Data for: NFATc1 marks articular cartilage progenitors and negatively determines articular chondrocyte differentiation

The origin and differentiation mechanism of articular chondrocytes remain poorly understood. Broadly, the difference in developmental mechanisms of articular and growth-plate cartilage is still less elucidated. Here, we identified that the nuclear factor of activated T-cells cytoplasmic 1 (NFATc1) is a crucial regulator of articular, but not growth-plate, chondrocyte differentiation during development. At the early stage of mouse knee development (embryonic day 13.5), NFATc1-expressing cells were mainly located in the flanking region of the joint interzone. With development, NFATc1-expressing cells generated almost all articular chondrocytes, but not chondrocytes in limb growth-plate primordium. NFATc1-expressing cells displayed prominent capacities for colony formation and multipotent differentiation. Transcriptome analyses revealed a set of characteristic genes in NFATc1-enriched articular cartilage progenitors. Strikingly, the expression of NFATc1 was diminished with articular chondrocyte differentiation and suppressing NFATc1 expression in articular cartilage progenitors was sufficient to induce spontaneous chondrogenesis while overexpressing NFATc1 suppresses chondrogenesis. Mechanistically, NFATc1 negatively regulated the transcriptional activity of the Col2a1 gene. Thus, our results reveal that NFATc1 characterizes articular, but not growth-plate, cartilage progenitors during development and negatively determines articular chondrocyte differentiation at least partly through regulating COL2A1 gene transcription.

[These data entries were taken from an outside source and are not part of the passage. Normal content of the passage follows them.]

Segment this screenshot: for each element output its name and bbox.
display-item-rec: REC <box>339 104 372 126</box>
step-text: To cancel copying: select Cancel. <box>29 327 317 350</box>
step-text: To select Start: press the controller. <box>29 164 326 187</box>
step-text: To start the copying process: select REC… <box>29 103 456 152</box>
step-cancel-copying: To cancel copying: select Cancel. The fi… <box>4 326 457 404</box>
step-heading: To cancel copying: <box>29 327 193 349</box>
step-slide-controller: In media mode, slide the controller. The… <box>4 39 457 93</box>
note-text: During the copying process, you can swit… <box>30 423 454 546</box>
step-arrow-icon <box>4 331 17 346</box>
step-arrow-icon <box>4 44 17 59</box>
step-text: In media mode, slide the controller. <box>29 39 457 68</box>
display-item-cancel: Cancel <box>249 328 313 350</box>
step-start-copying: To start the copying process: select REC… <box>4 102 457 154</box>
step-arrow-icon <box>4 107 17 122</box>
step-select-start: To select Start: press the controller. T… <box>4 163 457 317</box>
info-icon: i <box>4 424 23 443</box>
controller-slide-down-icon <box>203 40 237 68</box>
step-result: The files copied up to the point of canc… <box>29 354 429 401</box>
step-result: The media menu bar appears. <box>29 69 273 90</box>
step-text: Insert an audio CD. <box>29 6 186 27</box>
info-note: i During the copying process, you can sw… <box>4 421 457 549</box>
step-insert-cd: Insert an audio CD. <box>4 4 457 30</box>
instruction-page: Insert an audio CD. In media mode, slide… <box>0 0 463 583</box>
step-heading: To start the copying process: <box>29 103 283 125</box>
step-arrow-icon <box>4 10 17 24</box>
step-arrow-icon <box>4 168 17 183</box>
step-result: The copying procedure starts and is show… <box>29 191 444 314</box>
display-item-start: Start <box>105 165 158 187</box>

关节软骨细胞的起源与分化机制至今仍未得到充分阐明。总体而言，关节软骨与生长板软骨的发育机制差异同样鲜有研究得以阐明。本研究发现，活化T细胞核因子胞质1（NFATc1）是发育阶段关节软骨细胞分化的关键调控因子，而对生长板软骨细胞分化无此类调控作用。在小鼠膝关节发育早期（胚胎第13.5天），表达NFATc1的细胞主要定位于关节间区的侧翼区域。随着发育进程推进，表达NFATc1的细胞几乎可分化为所有关节软骨细胞，但无法分化为肢体生长板原基中的软骨细胞。表达NFATc1的细胞展现出显著的集落形成能力与多向分化潜能。转录组分析结果显示，在富集NFATc1的关节软骨祖细胞中存在一组特征性表达基因。值得注意的是，随着关节软骨细胞的分化，NFATc1的表达水平逐渐降低；在关节软骨祖细胞中抑制NFATc1的表达即可诱导自发软骨形成，而过表达NFATc1则会抑制软骨生成过程。从机制层面来看，NFATc1可负向调控Col2a1基因的转录活性。综上，本研究结果表明，NFATc1可作为发育阶段关节软骨（而非生长板软骨）祖细胞的特征标记，并至少通过调控COL2A1基因转录，负向调控关节软骨细胞的分化过程。